Wines must meet strict regulations before they are awarded VQA status

VQA stands for Vintners Quality Alliance, it’s the wine authority in BC & Ontario that ensures provincially made wines meet a strict set of standards, and manages the wine appellations systems.

(All countries that make wine have a governing body that oversees their wine regions.  In France it’s the AOC, in Italy it’s the DOC, and so on).

VQA status is awarded to individual wines, not the wineries themselves.  To qualify, a wine must be submitted (every vintage its made) to an independent LCBO tasting panel for consideration.

You will know a wine is VQA certified because it will say so right on the bottle.


Well, as mentioned, it means all wines demarcated VQA have gone through testing by an independent panel to ensure it meets the standards laid out by the VQA, including:


Sub-appellations in Ontario are listed with a VQA on either side

In Ontario there are four major appellations: Niagara Peninsula, Prince Edward County, Lake Erie North Shore & Pelee Island.  Within each of those are several sub appellations (eg. St. David’s Bench, Beamsville Bench, etc.).

In BC, there are five viticulture areas: Okanagan, Vancouver Island, Fraser Valley, Similkameen Valley & Gulf Islands.  There are no official sub-appellations at this point.

Appellations, or wine growing regions, all have unique soils and micro climates, which give wines grown in those places distinct character, flavour and structure. Insiders call it “terroir.”

(Ever wonder why some Bordeaux or Burgundy wines are so sought-after they can demand hundreds of dollars a bottle?  A very large part of that reason is because the grapes are grown on revered sites, so its important to manage and monitor legally designated appellations closely).


VQA designations ensures what is listed on the label is what is in the bottle.

Both BC & Ontario require 100% provincial grapes used in VQA wine.

In both provinces, single varietal wines must contain at least 85% of that grape.

For dual varietal wines (eg. Sauvignon/Semillion), at least 90% of varietals named on the label.

Multi varietals must contain at least 95% of grape names stated.

If there is a vineyard or estate designation 100% of wines must come from this vineyard.

Wines listing a specific viticulture area on the label (eg. Okanagan Valley), must contain a minimum of 95% of grapes from that stated area.

To vintage date a wine, in Ontario a minimum of 85% of grapes must have come from year stated on label.  In BC, 95% of grapes must have come from that year.

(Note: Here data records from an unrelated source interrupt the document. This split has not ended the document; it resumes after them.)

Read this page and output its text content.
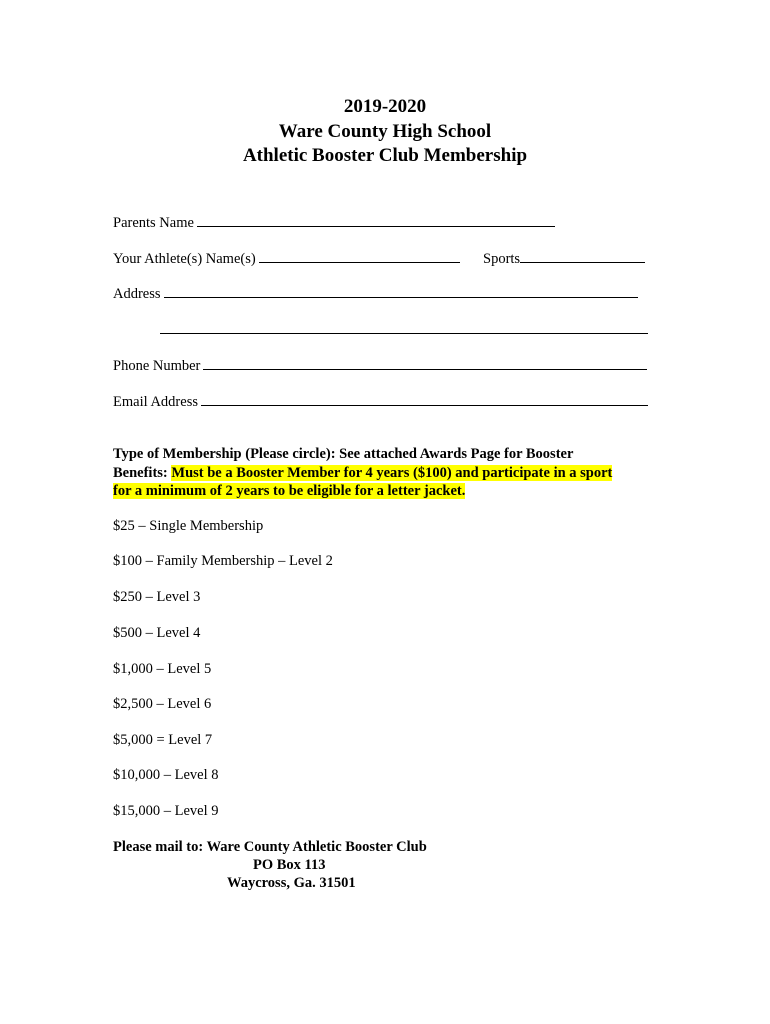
2019-2020
Ware County High School
Athletic Booster Club Membership
Parents Name
Your Athlete(s) Name(s)	Sports
Address
Phone Number
Email Address
Type of Membership (Please circle): See attached Awards Page for Booster
Benefits: Must be a Booster Member for 4 years ($100) and participate in a sport
for a minimum of 2 years to be eligible for a letter jacket.
$25 – Single Membership
$100 – Family Membership – Level 2
$250 – Level 3
$500 – Level 4
$1,000 – Level 5
$2,500 – Level 6
$5,000 = Level 7
$10,000 – Level 8
$15,000 – Level 9
Please mail to: Ware County Athletic Booster Club
PO Box 113
Waycross, Ga. 31501
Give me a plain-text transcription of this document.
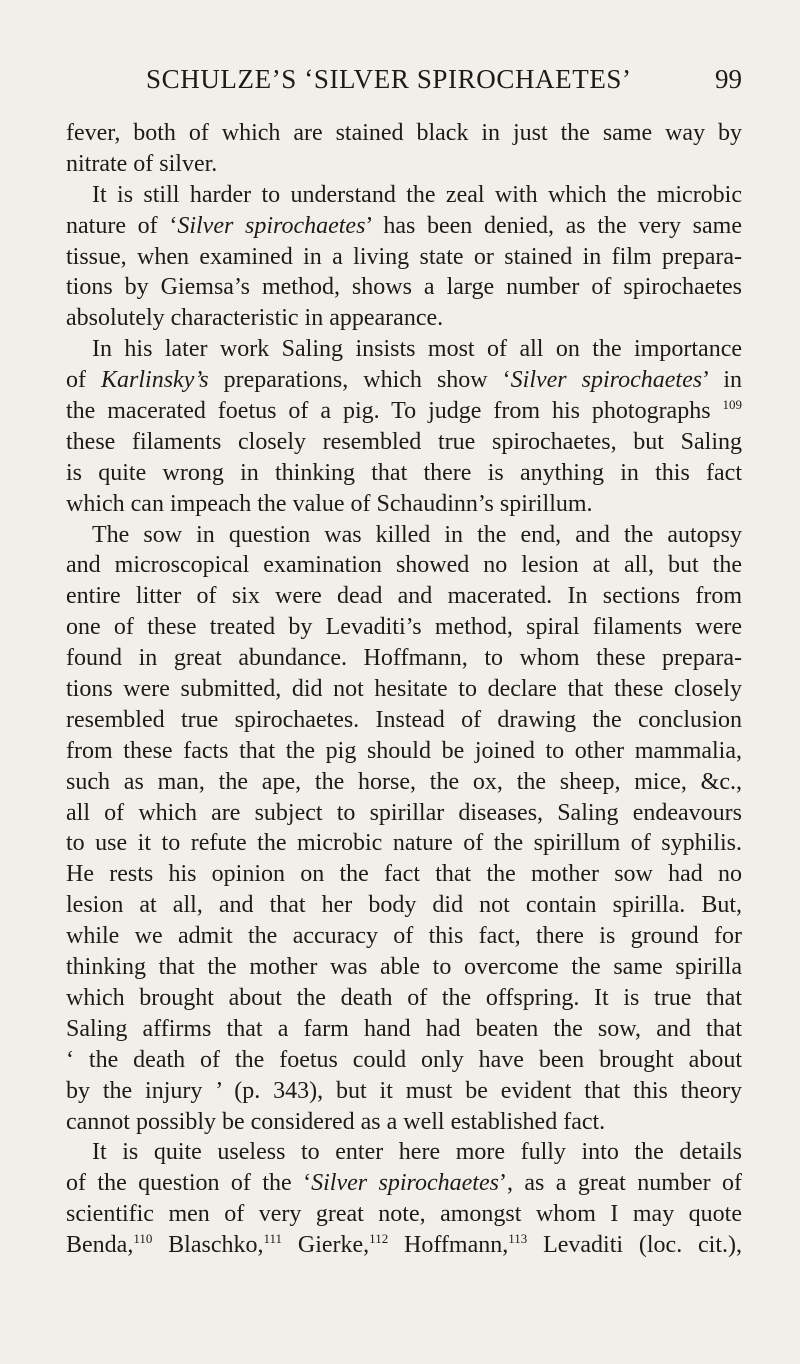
SCHULZE’S ‘SILVER SPIROCHAETES’	99
fever, both of which are stained black in just the same way by
nitrate of silver.
It is still harder to understand the zeal with which the microbic
nature of ‘Silver spirochaetes’ has been denied, as the very same
tissue, when examined in a living state or stained in film prepara-
tions by Giemsa’s method, shows a large number of spirochaetes
absolutely characteristic in appearance.
In his later work Saling insists most of all on the importance
of Karlinsky’s preparations, which show ‘Silver spirochaetes’ in
the macerated foetus of a pig. To judge from his photographs $^{109}$
these filaments closely resembled true spirochaetes, but Saling
is quite wrong in thinking that there is anything in this fact
which can impeach the value of Schaudinn’s spirillum.
The sow in question was killed in the end, and the autopsy
and microscopical examination showed no lesion at all, but the
entire litter of six were dead and macerated. In sections from
one of these treated by Levaditi’s method, spiral filaments were
found in great abundance. Hoffmann, to whom these prepara-
tions were submitted, did not hesitate to declare that these closely
resembled true spirochaetes. Instead of drawing the conclusion
from these facts that the pig should be joined to other mammalia,
such as man, the ape, the horse, the ox, the sheep, mice, &c.,
all of which are subject to spirillar diseases, Saling endeavours
to use it to refute the microbic nature of the spirillum of syphilis.
He rests his opinion on the fact that the mother sow had no
lesion at all, and that her body did not contain spirilla. But,
while we admit the accuracy of this fact, there is ground for
thinking that the mother was able to overcome the same spirilla
which brought about the death of the offspring. It is true that
Saling affirms that a farm hand had beaten the sow, and that
‘ the death of the foetus could only have been brought about
by the injury ’ (p. 343), but it must be evident that this theory
cannot possibly be considered as a well established fact.
It is quite useless to enter here more fully into the details
of the question of the ‘Silver spirochaetes’, as a great number of
scientific men of very great note, amongst whom I may quote
Benda,$^{110}$ Blaschko,$^{111}$ Gierke,$^{112}$ Hoffmann,$^{113}$ Levaditi (loc. cit.),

The Canadian wines you choose to buy are obviously up to you, but like anything in life, it helps to have a bit of a background on what it is you’re buying, so you can make an informed choice.

Wines made with international grapes are produced by Canadian wineries, who employ Canadians, so ostensibly these wines still support local to some degree.

However, VQA wines are made entirely with grapes from the province from which they come, so buying those bottles are not only supporting local but VQA also ensures consumers are buying a quality product.